Ho dovuto scoprire da sola e poi gestire la depressione post-adozione, l’ambivalenza della madre adottiva verso il bambino, e soprattutto il trauma del mio bambino, che si è ritrovato improvvisamente circondato da persone, suoni, odori e luoghi nuovi. E lo stesso è successo a mio marito dal punto di vista paterno.

Il supporto post-adozione dei servizi sociali poi è inutile, pochi lo usano per paura che i servizi sociali si riprendano il bambino. Quindi, a meno di avere un’amica o una parente che ha adottato, una mamma adottiva è da sola col suo bambino in un groviglio di emozioni.

Io ho trovato sistemi pratici per gestire situazioni complicate e il mio desiderio e’ di condividerli con le mamme adottive per aiutarle a non sentirsi sole.

Quando chiamarlo “mio figlio” proprio non funziona…

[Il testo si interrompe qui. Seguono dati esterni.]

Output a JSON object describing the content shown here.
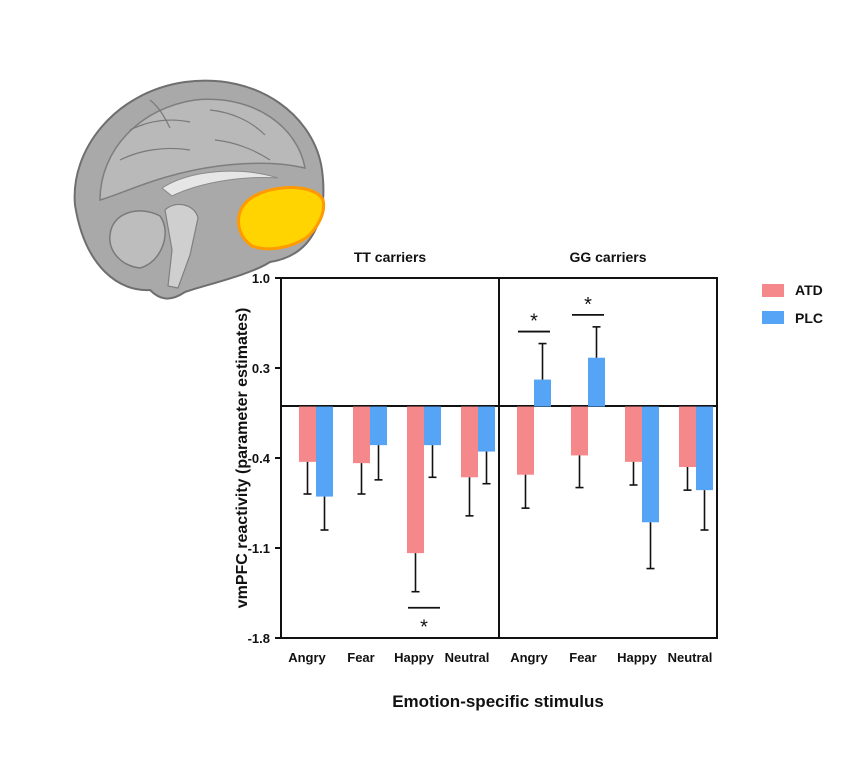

Quando il piccolo D.F. è arrivato a casa, uno dei primi drammi che ho vissuto è stato il fatto di non riuscire a chiamarlo mio figlio. Tutti dicevano “che bello tuo figlio”, “sei contenta che finalmente hai un figlio?”, ma io sorridevo e annuivo senza capire.
In che senso mio figlio? Ma chi? Quel bambino appena arrivato che non so neanche chi è?

Sembra un atteggiamento estremo ed ingrato, ma è vero. Mi è successo cosi! Non mi relazionavo, la mia mente non lo riconosceva come figlio e la parola era per me vuota di significato al punto che non riuscivo a dirla. Quando cercavo di inserire nel discorso la parola“figlio” sembravo Fonzie di Happy Days quando cerca di chiedere scusa: mi usciva solo un patetico balbettio. Poi ci restavo malissimo e piangevo.

Perché mi succedeva? Col tempo ho capito una cosa semplicissima:

l’amore non ha un interruttore per accenderlo quando si vuole, l’amore e’ come una piantina che cresce piano piano…

portando a casa il piccolo avevo piantato il semino e adesso dovevo solo avere la pazienza di aspettare che germogliasse. Ma nel frattempo, come potevo chiamare D. F. se non mio figlio?

Un giorno, dopo averci pensato e ripensato e pregato e sperato di trovare una soluzione, Eureka! Lo chiamerò “il mio bambino”! E’ stato l’uovo di Colombo e ha funzionato a meraviglia. “Mio” perché comunque era con me, a casa mia e nella mia vita; “bambino” perché era effettivamente un bambino. Mentre le parole “mio figlio” descrivevano uno stato emotivo, per cui io non ero ancora pronta, un amore che ancora non sentivo, le parole “mio bambino” riflettevano un semplice stato di fatto e quindi erano facili da dire.

Quando mi sono tolta dal cuore il peso di dovere amare il mio bambino a comando, l’amore è sbocciato!